Abbassa lo sguardo, la mano sulla maniglia. «Non sono qui per parlare di questo.»
«Hai lasciato davvero tu Richard?» le chiedo alzandomi in piedi.
"Pensa bene alla tua risposta, Dakota, o non mi vedrai mai più".
Lo sguardo fatica a ritornare su di me, è esitante, ma la risposta infine arriva. «Sì... sì, te l'ho detto. Si è comportato male, e... beh, lasciamo stare.
Harry, ti prego, pensa a quello che ti ho detto. Dammi una possibilità.»
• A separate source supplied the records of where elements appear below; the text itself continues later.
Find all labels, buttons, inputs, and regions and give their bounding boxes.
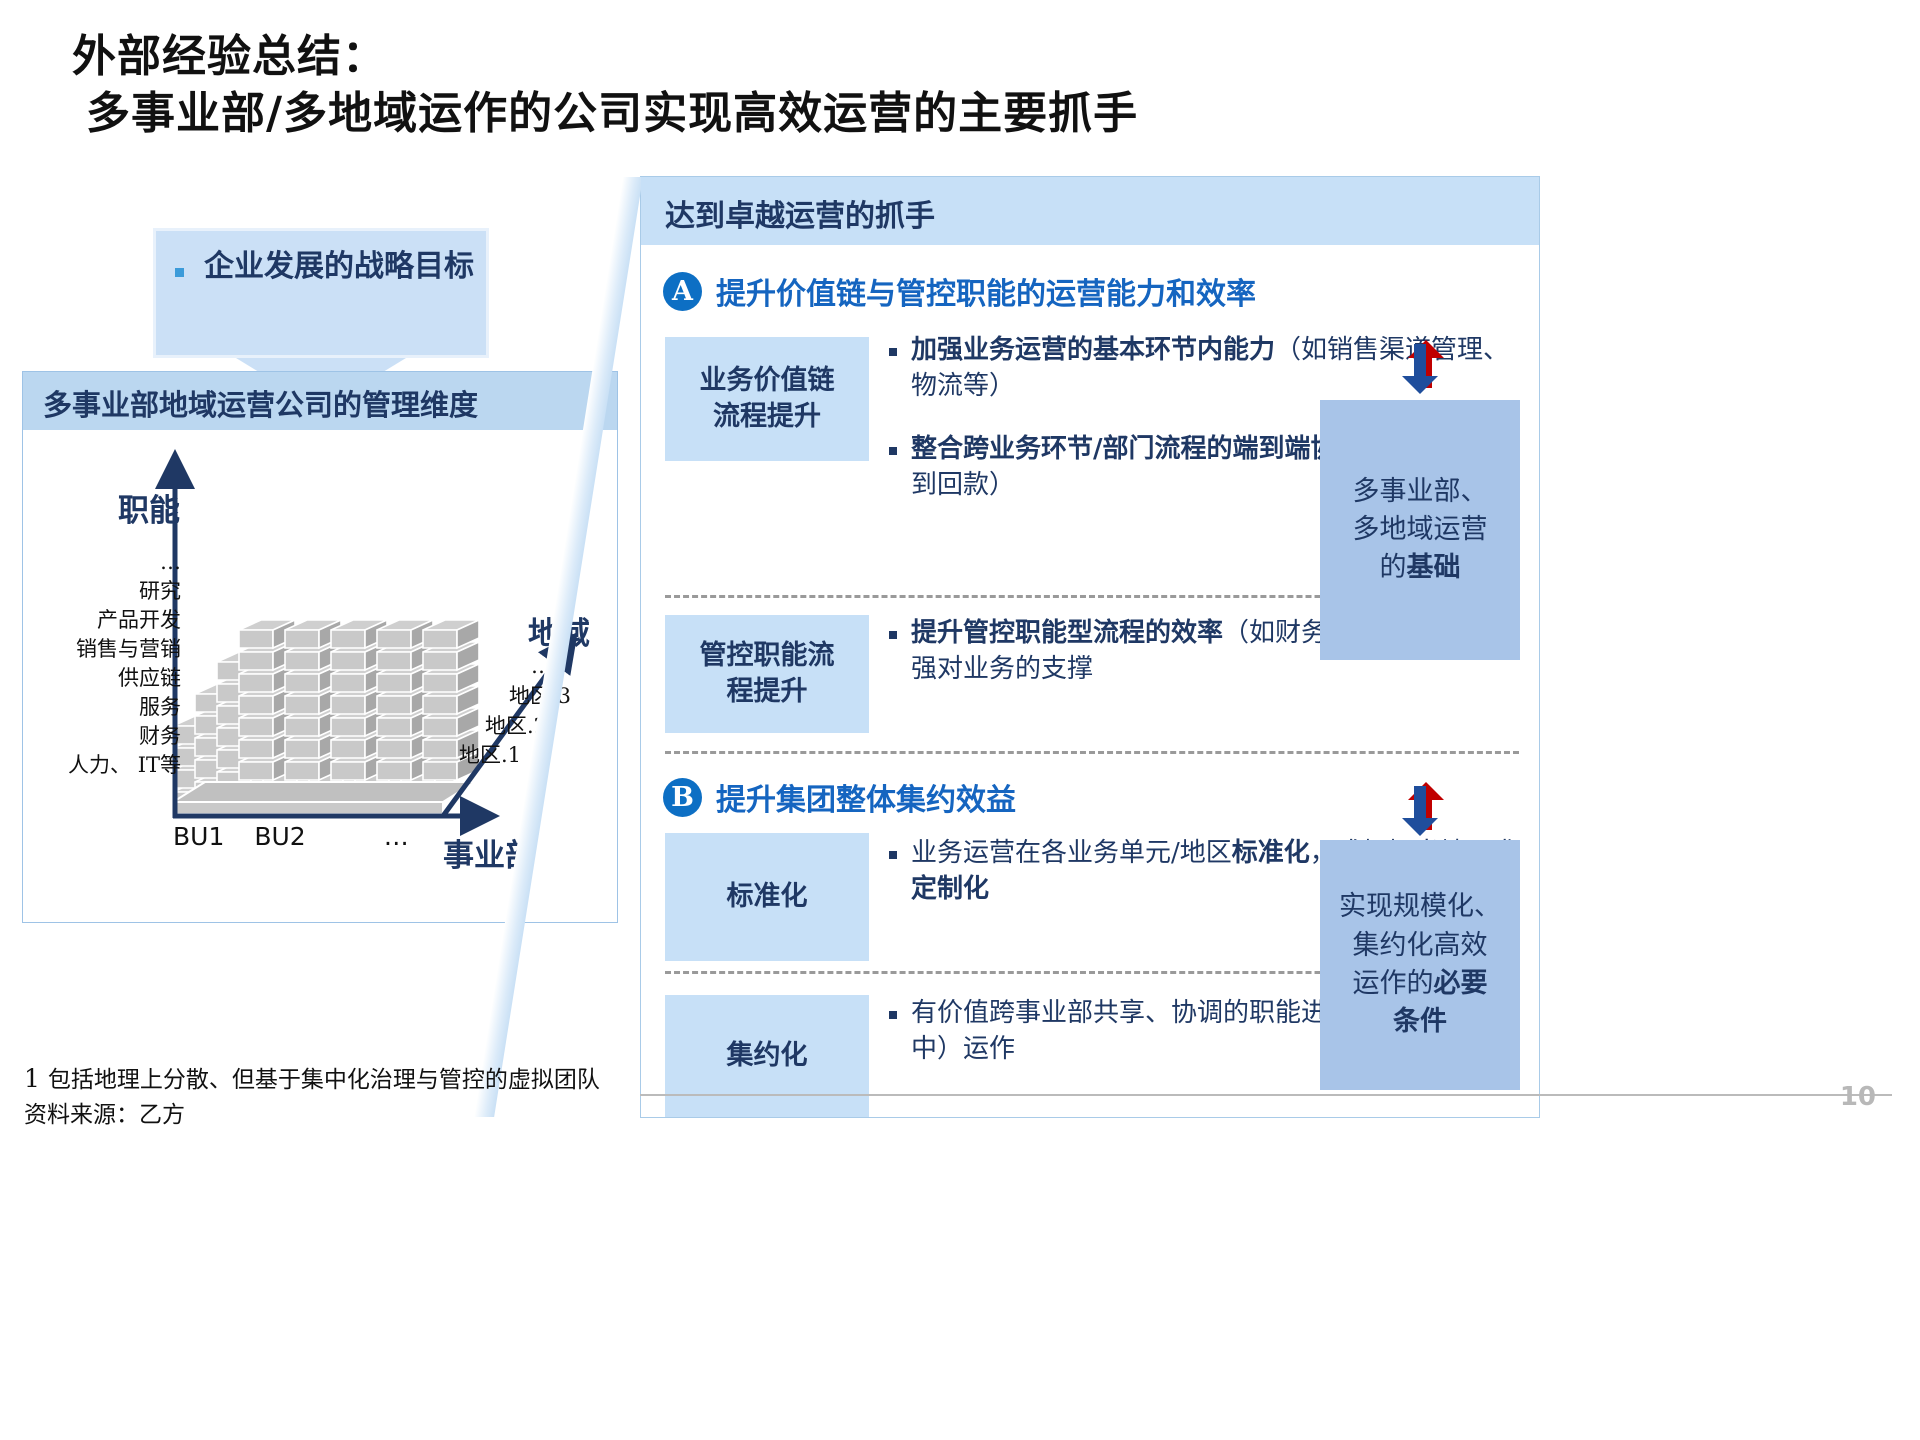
y-tick: 销售与营销 [1, 635, 181, 664]
bullet-bold: 加强业务运营的基本环节内能力 [911, 335, 1275, 365]
bullet-dot-icon [889, 1011, 897, 1019]
bullet-dot-icon [889, 631, 897, 639]
up-down-arrows-icon-b [1392, 778, 1454, 840]
strategy-goal-text: 企业发展的战略目标 [201, 246, 477, 289]
y-axis-title: 职能 [118, 485, 180, 530]
y-tick: … [33, 548, 181, 577]
footnote-line: 1包括地理上分散、但基于集中化治理与管控的虚拟团队 [24, 1060, 924, 1098]
bullet-dot-icon [889, 851, 897, 859]
x-tick: BU2 [254, 822, 305, 851]
row-label-value-chain: 业务价值链 流程提升 [665, 337, 869, 461]
y-tick: 财务 [33, 722, 181, 751]
title-line-1: 外部经验总结： [72, 28, 1572, 85]
sidebox-highlight: 基础 [1407, 552, 1461, 583]
y-tick: 产品开发 [33, 606, 181, 635]
bullet-bold: 整合跨业务环节/部门流程的端到端协同 [911, 434, 1363, 464]
y-tick: 人力、 IT等 [1, 751, 181, 780]
divider-section-a-b [665, 751, 1519, 754]
bullet-dot-icon [889, 447, 897, 455]
y-tick: 供应链 [33, 664, 181, 693]
sidebox-text: 实现规模化、 集约化高效 运作的必要 条件 [1339, 888, 1501, 1041]
footnote-marker: 1 [24, 1064, 40, 1093]
y-axis-tick-labels: … 研究 产品开发 销售与营销 供应链 服务 财务 人力、 IT等 [33, 548, 181, 780]
x-tick: … [384, 822, 409, 851]
bullet-square-icon [175, 268, 184, 277]
slide-root: 外部经验总结： 多事业部/多地域运作的公司实现高效运营的主要抓手 企业发展的战略… [0, 0, 1920, 1440]
section-b-title: 提升集团整体集约效益 [716, 775, 1016, 819]
y-tick: 服务 [33, 693, 181, 722]
bullet-dot-icon [889, 348, 897, 356]
z-axis-tick-labels: … 地区.3 地区.2 地区.1 [453, 652, 593, 771]
left-panel-header: 多事业部地域运营公司的管理维度 [23, 372, 617, 430]
up-down-arrows-icon-a [1392, 336, 1454, 398]
row-label-text: 标准化 [727, 879, 808, 915]
section-a-title: 提升价值链与管控职能的运营能力和效率 [716, 269, 1256, 313]
right-panel-header-text: 达到卓越运营的抓手 [665, 191, 935, 235]
title-line-2: 多事业部/多地域运作的公司实现高效运营的主要抓手 [72, 85, 1572, 142]
row-label-text: 业务价值链 流程提升 [700, 363, 835, 434]
page-number: 10 [1840, 1082, 1876, 1112]
row-label-control-function: 管控职能流 程提升 [665, 615, 869, 733]
sidebox-text: 多事业部、 多地域运营 的基础 [1353, 473, 1488, 588]
left-panel-header-text: 多事业部地域运营公司的管理维度 [43, 382, 478, 424]
section-a-badge-icon: A [663, 272, 702, 311]
x-axis-tick-labels: BU1 BU2 … [173, 822, 463, 851]
y-tick: 研究 [33, 577, 181, 606]
sidebox-necessary-condition: 实现规模化、 集约化高效 运作的必要 条件 [1320, 840, 1520, 1090]
x-tick: BU1 [173, 822, 224, 851]
source-line: 资料来源：乙方 [24, 1098, 924, 1133]
right-panel-header: 达到卓越运营的抓手 [641, 177, 1539, 245]
bullet-bold-2: 定制化 [911, 874, 989, 904]
section-a-header: A 提升价值链与管控职能的运营能力和效率 [663, 269, 1256, 313]
section-b-badge-icon: B [663, 778, 702, 817]
page-title: 外部经验总结： 多事业部/多地域运作的公司实现高效运营的主要抓手 [72, 28, 1572, 142]
strategy-goal-callout: 企业发展的战略目标 [153, 228, 489, 358]
row-label-text: 管控职能流 程提升 [700, 638, 835, 709]
sidebox-foundation: 多事业部、 多地域运营 的基础 [1320, 400, 1520, 660]
bullet-bold: 提升管控职能型流程的效率 [911, 618, 1223, 648]
bullet-bold: 标准化 [1232, 838, 1310, 868]
bullet-normal-1: 业务运营在各业务单元/地区 [911, 838, 1232, 868]
section-b-header: B 提升集团整体集约效益 [663, 775, 1016, 819]
z-tick: 地区.1 [459, 741, 593, 771]
bullet-normal-1: 有价值跨事业部共享、协调的职能进行 [911, 998, 1353, 1028]
footnote-text: 包括地理上分散、但基于集中化治理与管控的虚拟团队 [48, 1067, 600, 1093]
footnote-block: 1包括地理上分散、但基于集中化治理与管控的虚拟团队 资料来源：乙方 [24, 1060, 924, 1132]
row-label-standardization: 标准化 [665, 833, 869, 961]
«Dovrei fidarmi di te? Dopo tutto quello che mi hai fatto? Dopo avermi tradito e ignorato per settimane, trattandomi come l'ultimo tra le tue paia di scarpe usate?» chiedo infine, probabilmente più a me stesso che a qualcun altro.
Dakota si affretta a bloccare le mie invettive. «Ci vorrà tempo, ne sono ben consapevole, ma sono anche convinta che possiamo aggiustare tutto... se me lo permetterai», e così dicendo apre la porta, allungando una mano verso di me per chiamarmi. Per richiamarmi a lei.
Dovrei prendere quella mano? O dovrei lasciarla andare?